Piramal Finance to Merge Subsidiaries, Plans Major Debt Issuance
Key Announcements
Piramal Finance Limited's Board of Directors has approved a merger plan involving its wholly-owned subsidiaries, including Piramal Corporate Tower Private Limited, Piramal Agastya Offices Private Limited, and DHFL Investments Limited. This corporate restructuring aims to simplify the group structure and enhance operational efficiency.
In parallel, the board also approved the issuance of Redeemable, Non-Convertible Debentures (NCDs) on a private placement basis. The fundraising target is up to ₹15,000 crore, with the issuance period set between April 1, 2026, and March 31, 2027.
The company also noted the resignation of Non-Executive Independent Director Mr. Gautam Bhailal Doshi, effective March 27, 2026, due to personal reasons.
Strategic Rationale
The proposed merger aims to create a simpler, more efficient group structure for Piramal Finance. By consolidating operations, the company expects to optimize capital use and strengthen its financial position.
The planned NCD issuance is a key step to fund growth initiatives for the expanding NBFC.
Background
Piramal Finance has a history of strategic consolidation and raising capital. Piramal Enterprises Limited (PEL) merged with Piramal Finance Limited in September 2025, establishing PFL as the primary listed entity for the group's lending operations. This follows Piramal's acquisition of Dewan Housing Finance Corporation Limited (DHFL) in September 2021, a significant resolution under the Insolvency and Bankruptcy Code (IBC). The company has also previously raised funds through debt markets, approving an INR 6.75 billion NCD issuance in November 2025 and a public issue of secured NCDs in July 2021. These past actions show Piramal's ongoing strategy of structural adjustments and using capital markets.
Expected Outcomes
- Simplified Structure: The merger is expected to reduce complexity and improve operational synergy.

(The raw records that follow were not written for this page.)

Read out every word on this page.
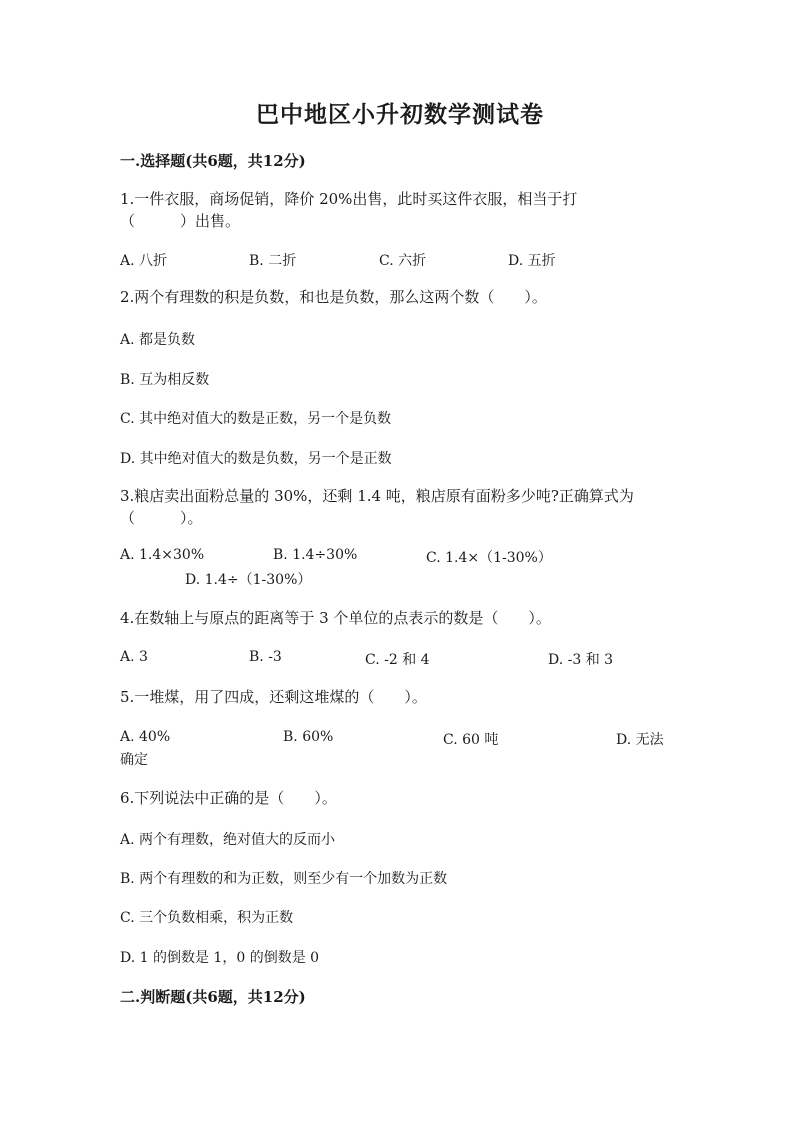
巴中地区小升初数学测试卷
一.选择题(共6题，共12分)
1.一件衣服，商场促销，降价 20%出售，此时买这件衣服，相当于打
（　　　）出售。
A. 八折	B. 二折	C. 六折	D. 五折
2.两个有理数的积是负数，和也是负数，那么这两个数（　　）。
A. 都是负数
B. 互为相反数
C. 其中绝对值大的数是正数，另一个是负数
D. 其中绝对值大的数是负数，另一个是正数
3.粮店卖出面粉总量的 30%，还剩 1.4 吨，粮店原有面粉多少吨?正确算式为
（　　　）。
A. 1.4×30%	B. 1.4÷30%	C. 1.4×（1-30%）
D. 1.4÷（1-30%）
4.在数轴上与原点的距离等于 3 个单位的点表示的数是（　　）。
A. 3	B. -3	C. -2 和 4	D. -3 和 3
5.一堆煤，用了四成，还剩这堆煤的（　　）。
A. 40%	B. 60%	C. 60 吨	D. 无法
确定
6.下列说法中正确的是（　　）。
A. 两个有理数，绝对值大的反而小
B. 两个有理数的和为正数，则至少有一个加数为正数
C. 三个负数相乘，积为正数
D. 1 的倒数是 1，0 的倒数是 0
二.判断题(共6题，共12分)
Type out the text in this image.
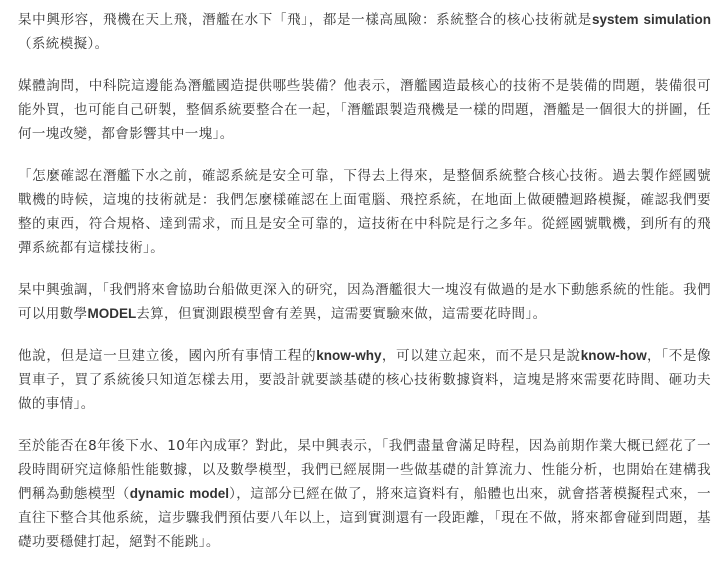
杲中興形容，飛機在天上飛，潛艦在水下「飛」，都是一樣高風險：系統整合的核心技術就是system simulation（系統模擬）。

媒體詢問，中科院這邊能為潛艦國造提供哪些裝備？他表示，潛艦國造最核心的技術不是裝備的問題，裝備很可能外買，也可能自己研製，整個系統要整合在一起，「潛艦跟製造飛機是一樣的問題，潛艦是一個很大的拼圖，任何一塊改變，都會影響其中一塊」。

「怎麼確認在潛艦下水之前，確認系統是安全可靠，下得去上得來，是整個系統整合核心技術。過去製作經國號戰機的時候，這塊的技術就是：我們怎麼樣確認在上面電腦、飛控系統，在地面上做硬體迴路模擬，確認我們要整的東西，符合規格、達到需求，而且是安全可靠的，這技術在中科院是行之多年。從經國號戰機，到所有的飛彈系統都有這樣技術」。

杲中興強調，「我們將來會協助台船做更深入的研究，因為潛艦很大一塊沒有做過的是水下動態系統的性能。我們可以用數學MODEL去算，但實測跟模型會有差異，這需要實驗來做，這需要花時間」。

他說，但是這一旦建立後，國內所有事情工程的know-why，可以建立起來，而不是只是說know-how，「不是像買車子，買了系統後只知道怎樣去用，要設計就要談基礎的核心技術數據資料，這塊是將來需要花時間、砸功夫做的事情」。

至於能否在8年後下水、10年內成軍？對此，杲中興表示，「我們盡量會滿足時程，因為前期作業大概已經花了一段時間研究這條船性能數據，以及數學模型，我們已經展開一些做基礎的計算流力、性能分析，也開始在建構我們稱為動態模型（dynamic model），這部分已經在做了，將來這資料有，船體也出來，就會搭著模擬程式來，一直往下整合其他系統，這步驟我們預估要八年以上，這到實測還有一段距離，「現在不做，將來都會碰到問題，基礎功要穩健打起，絕對不能跳」。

- Stronger Financials: This aims to optimize capital use and strengthen the company's financial standing.
- Boosted Funding Capacity: The NCD issuance will provide significant capital to support business activities and strategic growth.
- Future Integration Potential: Consolidating subsidiaries could lead to further integration and efficiency gains.
Regulatory Hurdles
Implementing the merger plan requires approvals from multiple regulatory bodies. These include the National Company Law Tribunal (NCLT) Mumbai Bench, the Insurance Regulatory and Development Authority of India (IRDAI), shareholders, creditors, and other authorities. Delays or unfavorable decisions from these bodies could affect the merger's timeline and execution.
Peer Comparison
With total assets of ₹1,04,550.72 crore as of December 31, 2025, Piramal Finance is a significant player in India's NBFC sector. It is smaller than giants like Bajaj Finance Ltd., which reported assets under management of ₹4,62,250 crore as of September 2025. HDFC Bank, a major force in banking and housing finance, reported total assets of approximately ₹46.3 trillion (₹46,30,000 crore) by December 31, 2025. Other major NBFCs like L&T Finance and Tata Capital also have substantial asset bases.
Key Financials
- Piramal Finance's turnover stood at ₹8,413.70 crore for the nine months ended December 31, 2025.
- Piramal Finance's total assets amounted to ₹1,04,550.72 crore as of December 31, 2025.
Looking Ahead
- Progress on regulatory approvals for the merger plan from the NCLT and other bodies.
- Decisions by the Committee of Directors on the terms and pricing of the ₹15,000 crore NCD issuance.
- Filing of the merger plan with stock exchanges and regulators.
- Future announcements on integration benefits and operational efficiencies after the merger.